Swelling from a hand injury could prevent you from removing your jewelry. The outline of the accessories will be visible on the X-ray, but won’t interfere with the test itself.
Notify the technician if you are pregnant, or think you may be pregnant. Although it’s slight, there is a risk of damage to the fetus through radiation exposure. As a precaution, women and children are usually draped with an apron lined with lead to protect the reproductive organs and developing fetuses.
Hand X-Ray Procedure
You will be asked to place your hand on an examination table. Keep as still as possible while the pictures are being taken.

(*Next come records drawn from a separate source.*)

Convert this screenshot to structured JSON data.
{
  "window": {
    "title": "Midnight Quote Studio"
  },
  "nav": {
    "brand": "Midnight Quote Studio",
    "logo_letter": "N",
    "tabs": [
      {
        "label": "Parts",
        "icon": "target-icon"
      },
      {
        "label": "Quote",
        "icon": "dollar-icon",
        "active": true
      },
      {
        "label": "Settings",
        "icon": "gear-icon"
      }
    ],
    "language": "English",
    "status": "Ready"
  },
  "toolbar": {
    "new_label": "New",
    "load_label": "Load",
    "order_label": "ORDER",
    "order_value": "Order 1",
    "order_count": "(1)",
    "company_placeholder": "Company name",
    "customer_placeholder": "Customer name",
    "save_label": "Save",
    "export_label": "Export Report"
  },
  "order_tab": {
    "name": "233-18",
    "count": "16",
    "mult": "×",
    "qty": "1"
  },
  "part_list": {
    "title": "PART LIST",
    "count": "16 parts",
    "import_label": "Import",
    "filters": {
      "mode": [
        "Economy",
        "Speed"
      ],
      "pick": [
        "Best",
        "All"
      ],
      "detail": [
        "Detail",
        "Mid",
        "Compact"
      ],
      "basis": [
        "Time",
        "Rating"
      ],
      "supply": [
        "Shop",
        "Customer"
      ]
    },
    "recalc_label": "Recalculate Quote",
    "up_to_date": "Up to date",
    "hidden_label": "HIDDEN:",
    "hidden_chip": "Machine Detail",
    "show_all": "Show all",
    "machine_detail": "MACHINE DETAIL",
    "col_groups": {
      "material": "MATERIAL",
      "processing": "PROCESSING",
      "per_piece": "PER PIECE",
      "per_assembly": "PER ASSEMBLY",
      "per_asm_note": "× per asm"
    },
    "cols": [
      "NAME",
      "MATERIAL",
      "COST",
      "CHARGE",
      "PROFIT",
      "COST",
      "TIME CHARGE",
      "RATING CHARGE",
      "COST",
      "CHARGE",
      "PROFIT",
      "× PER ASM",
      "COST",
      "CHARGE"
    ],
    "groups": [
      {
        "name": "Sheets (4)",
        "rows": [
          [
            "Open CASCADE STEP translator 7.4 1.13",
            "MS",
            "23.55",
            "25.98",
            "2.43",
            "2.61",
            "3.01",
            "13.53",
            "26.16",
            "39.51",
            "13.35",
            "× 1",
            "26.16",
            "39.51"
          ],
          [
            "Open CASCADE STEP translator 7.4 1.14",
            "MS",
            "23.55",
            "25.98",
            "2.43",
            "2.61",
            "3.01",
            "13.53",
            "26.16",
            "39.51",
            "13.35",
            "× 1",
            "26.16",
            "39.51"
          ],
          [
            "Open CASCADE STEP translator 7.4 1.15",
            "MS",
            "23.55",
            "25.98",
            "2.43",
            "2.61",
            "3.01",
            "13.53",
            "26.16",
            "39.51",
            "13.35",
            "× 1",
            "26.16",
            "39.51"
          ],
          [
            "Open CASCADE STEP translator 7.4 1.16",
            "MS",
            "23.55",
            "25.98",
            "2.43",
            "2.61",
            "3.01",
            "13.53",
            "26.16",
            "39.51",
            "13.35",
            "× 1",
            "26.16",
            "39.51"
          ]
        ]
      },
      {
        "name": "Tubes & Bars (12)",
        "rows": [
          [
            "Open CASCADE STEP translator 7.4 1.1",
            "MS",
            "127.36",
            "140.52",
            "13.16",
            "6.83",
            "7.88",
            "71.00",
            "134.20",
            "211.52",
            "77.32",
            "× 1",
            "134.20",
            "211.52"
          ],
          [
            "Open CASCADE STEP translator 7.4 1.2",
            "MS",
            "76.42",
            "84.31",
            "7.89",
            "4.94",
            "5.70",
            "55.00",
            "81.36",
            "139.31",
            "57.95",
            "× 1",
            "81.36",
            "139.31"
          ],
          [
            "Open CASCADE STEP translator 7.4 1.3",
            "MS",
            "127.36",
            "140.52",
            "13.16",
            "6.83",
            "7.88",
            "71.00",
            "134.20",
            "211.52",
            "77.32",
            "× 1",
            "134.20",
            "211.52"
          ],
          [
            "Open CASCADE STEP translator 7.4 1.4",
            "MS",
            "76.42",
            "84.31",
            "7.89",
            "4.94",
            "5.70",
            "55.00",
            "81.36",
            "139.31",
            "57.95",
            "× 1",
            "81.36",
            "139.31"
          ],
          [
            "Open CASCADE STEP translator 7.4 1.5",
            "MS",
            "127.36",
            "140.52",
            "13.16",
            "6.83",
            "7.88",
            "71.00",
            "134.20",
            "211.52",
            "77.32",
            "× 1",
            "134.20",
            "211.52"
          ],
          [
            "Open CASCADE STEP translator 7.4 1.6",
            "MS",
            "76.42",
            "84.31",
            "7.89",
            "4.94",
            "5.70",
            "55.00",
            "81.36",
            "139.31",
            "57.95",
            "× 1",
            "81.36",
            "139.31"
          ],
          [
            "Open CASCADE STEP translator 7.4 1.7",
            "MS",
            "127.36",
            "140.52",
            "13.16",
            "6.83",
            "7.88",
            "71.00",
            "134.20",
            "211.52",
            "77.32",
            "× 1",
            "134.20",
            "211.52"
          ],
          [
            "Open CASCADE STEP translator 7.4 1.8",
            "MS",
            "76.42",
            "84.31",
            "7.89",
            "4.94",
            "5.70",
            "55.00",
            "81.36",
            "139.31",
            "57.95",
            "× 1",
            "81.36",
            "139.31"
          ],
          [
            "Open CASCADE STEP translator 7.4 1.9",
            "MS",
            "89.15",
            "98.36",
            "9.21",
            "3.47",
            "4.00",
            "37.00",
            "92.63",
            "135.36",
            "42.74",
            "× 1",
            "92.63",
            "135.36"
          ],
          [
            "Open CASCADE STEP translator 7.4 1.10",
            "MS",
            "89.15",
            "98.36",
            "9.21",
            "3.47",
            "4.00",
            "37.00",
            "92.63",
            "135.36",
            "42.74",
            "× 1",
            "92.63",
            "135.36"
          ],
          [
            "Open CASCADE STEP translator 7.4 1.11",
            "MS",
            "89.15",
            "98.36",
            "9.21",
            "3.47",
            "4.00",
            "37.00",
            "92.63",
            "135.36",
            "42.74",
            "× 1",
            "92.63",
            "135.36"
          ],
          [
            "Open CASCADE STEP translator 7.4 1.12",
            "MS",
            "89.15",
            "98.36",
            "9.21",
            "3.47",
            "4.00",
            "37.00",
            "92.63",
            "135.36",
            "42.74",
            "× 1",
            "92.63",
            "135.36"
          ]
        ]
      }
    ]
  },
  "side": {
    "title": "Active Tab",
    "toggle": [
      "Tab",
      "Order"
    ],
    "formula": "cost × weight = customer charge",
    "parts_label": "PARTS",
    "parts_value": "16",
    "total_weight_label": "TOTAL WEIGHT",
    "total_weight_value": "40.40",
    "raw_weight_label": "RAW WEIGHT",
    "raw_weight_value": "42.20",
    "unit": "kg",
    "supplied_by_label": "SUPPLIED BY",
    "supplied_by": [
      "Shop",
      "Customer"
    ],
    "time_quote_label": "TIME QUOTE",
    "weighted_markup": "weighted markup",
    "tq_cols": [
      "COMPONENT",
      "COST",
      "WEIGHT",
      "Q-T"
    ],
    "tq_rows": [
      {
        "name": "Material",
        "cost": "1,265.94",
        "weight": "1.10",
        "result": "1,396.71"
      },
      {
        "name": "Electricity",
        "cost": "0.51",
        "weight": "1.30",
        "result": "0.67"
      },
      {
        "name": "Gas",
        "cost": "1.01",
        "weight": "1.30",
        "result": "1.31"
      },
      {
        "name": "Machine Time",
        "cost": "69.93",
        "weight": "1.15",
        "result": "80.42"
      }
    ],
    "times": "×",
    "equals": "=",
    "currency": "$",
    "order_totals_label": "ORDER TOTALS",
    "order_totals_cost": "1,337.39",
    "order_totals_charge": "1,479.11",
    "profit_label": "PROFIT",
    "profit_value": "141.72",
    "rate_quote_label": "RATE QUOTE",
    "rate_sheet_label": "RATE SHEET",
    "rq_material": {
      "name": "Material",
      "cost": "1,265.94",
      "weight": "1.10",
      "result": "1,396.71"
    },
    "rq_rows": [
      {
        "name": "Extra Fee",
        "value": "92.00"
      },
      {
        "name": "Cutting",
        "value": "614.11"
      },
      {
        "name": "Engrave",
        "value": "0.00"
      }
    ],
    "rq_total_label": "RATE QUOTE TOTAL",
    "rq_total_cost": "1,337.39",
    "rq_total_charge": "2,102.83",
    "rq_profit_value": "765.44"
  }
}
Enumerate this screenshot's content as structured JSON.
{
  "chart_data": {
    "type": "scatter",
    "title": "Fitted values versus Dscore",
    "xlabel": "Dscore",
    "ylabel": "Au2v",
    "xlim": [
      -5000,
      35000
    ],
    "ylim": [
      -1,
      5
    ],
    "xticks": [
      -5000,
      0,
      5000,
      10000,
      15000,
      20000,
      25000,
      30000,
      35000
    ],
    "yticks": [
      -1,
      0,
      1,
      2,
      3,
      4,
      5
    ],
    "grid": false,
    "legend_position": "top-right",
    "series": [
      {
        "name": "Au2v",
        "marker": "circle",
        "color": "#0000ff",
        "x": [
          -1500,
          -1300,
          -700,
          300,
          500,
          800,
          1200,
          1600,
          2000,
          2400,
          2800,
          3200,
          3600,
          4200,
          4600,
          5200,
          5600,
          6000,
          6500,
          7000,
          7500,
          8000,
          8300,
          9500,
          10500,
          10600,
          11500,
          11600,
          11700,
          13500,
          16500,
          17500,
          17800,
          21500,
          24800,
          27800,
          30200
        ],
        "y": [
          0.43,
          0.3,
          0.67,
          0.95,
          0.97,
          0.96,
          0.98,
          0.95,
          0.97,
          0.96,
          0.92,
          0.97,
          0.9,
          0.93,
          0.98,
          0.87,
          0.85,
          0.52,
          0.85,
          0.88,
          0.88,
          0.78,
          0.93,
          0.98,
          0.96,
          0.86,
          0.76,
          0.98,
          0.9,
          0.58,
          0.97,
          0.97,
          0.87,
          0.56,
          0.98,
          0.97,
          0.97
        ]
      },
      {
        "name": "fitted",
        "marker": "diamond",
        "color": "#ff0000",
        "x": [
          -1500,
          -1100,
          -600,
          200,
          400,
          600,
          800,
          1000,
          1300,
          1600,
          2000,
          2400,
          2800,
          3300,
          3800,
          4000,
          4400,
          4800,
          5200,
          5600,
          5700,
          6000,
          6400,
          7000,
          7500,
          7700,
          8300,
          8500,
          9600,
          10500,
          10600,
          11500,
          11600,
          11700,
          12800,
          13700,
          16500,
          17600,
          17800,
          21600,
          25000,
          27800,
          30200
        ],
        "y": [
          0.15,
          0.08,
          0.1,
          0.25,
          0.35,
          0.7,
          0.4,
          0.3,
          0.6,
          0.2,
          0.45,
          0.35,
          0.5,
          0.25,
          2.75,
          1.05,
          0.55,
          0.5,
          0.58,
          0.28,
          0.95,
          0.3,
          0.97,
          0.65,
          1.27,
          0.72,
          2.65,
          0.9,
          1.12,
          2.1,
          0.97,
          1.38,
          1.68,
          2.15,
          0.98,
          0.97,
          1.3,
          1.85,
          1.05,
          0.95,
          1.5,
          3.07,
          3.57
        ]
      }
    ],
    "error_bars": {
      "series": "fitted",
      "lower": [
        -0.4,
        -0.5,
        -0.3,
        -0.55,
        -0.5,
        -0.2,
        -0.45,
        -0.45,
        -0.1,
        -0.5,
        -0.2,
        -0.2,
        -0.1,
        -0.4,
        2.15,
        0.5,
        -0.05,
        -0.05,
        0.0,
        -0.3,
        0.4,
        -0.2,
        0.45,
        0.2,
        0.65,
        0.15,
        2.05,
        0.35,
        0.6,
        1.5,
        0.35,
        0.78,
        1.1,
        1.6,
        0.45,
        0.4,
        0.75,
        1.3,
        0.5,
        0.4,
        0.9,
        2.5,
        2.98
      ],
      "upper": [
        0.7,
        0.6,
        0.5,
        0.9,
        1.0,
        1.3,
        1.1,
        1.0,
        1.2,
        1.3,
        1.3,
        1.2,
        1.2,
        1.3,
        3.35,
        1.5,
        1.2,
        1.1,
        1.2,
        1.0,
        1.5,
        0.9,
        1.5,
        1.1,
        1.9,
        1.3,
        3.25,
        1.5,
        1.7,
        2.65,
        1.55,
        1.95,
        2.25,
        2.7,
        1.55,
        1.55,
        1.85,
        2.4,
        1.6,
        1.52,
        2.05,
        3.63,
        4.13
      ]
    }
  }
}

The technician may move your hand into different positions to take a series of X-rays.
The X-rays themselves are not painful. However, X-rays are used to diagnose conditions like bone fractures, tumors, and arthritis. These conditions can create pain during the X-ray in some cases.
Hand X-Ray Results
The results of a hand X-ray can be immediate in cases of emergency, such as a broken wrist. Many modern X-ray machines display the images on a computer screen as soon as the pictures are taken. Dense objects, like bones or jewelry, will show up white on the X-ray film. Soft tissues will appear gray, while air, such as the spaces in between your joints, will appear black.
X-rays that are taken to establish growth patterns or other issues that are not time-sensitive are usually read within one to two days. Your doctor generally notifies you with hand X-ray results.
The risks of radiation exposure during a hand X-ray are very minimal. You are exposed to radiation for only about a second during an X-ray. Researchers believe that the benefit of being able to diagnose injuries and disease clearly outweighs the brief exposure.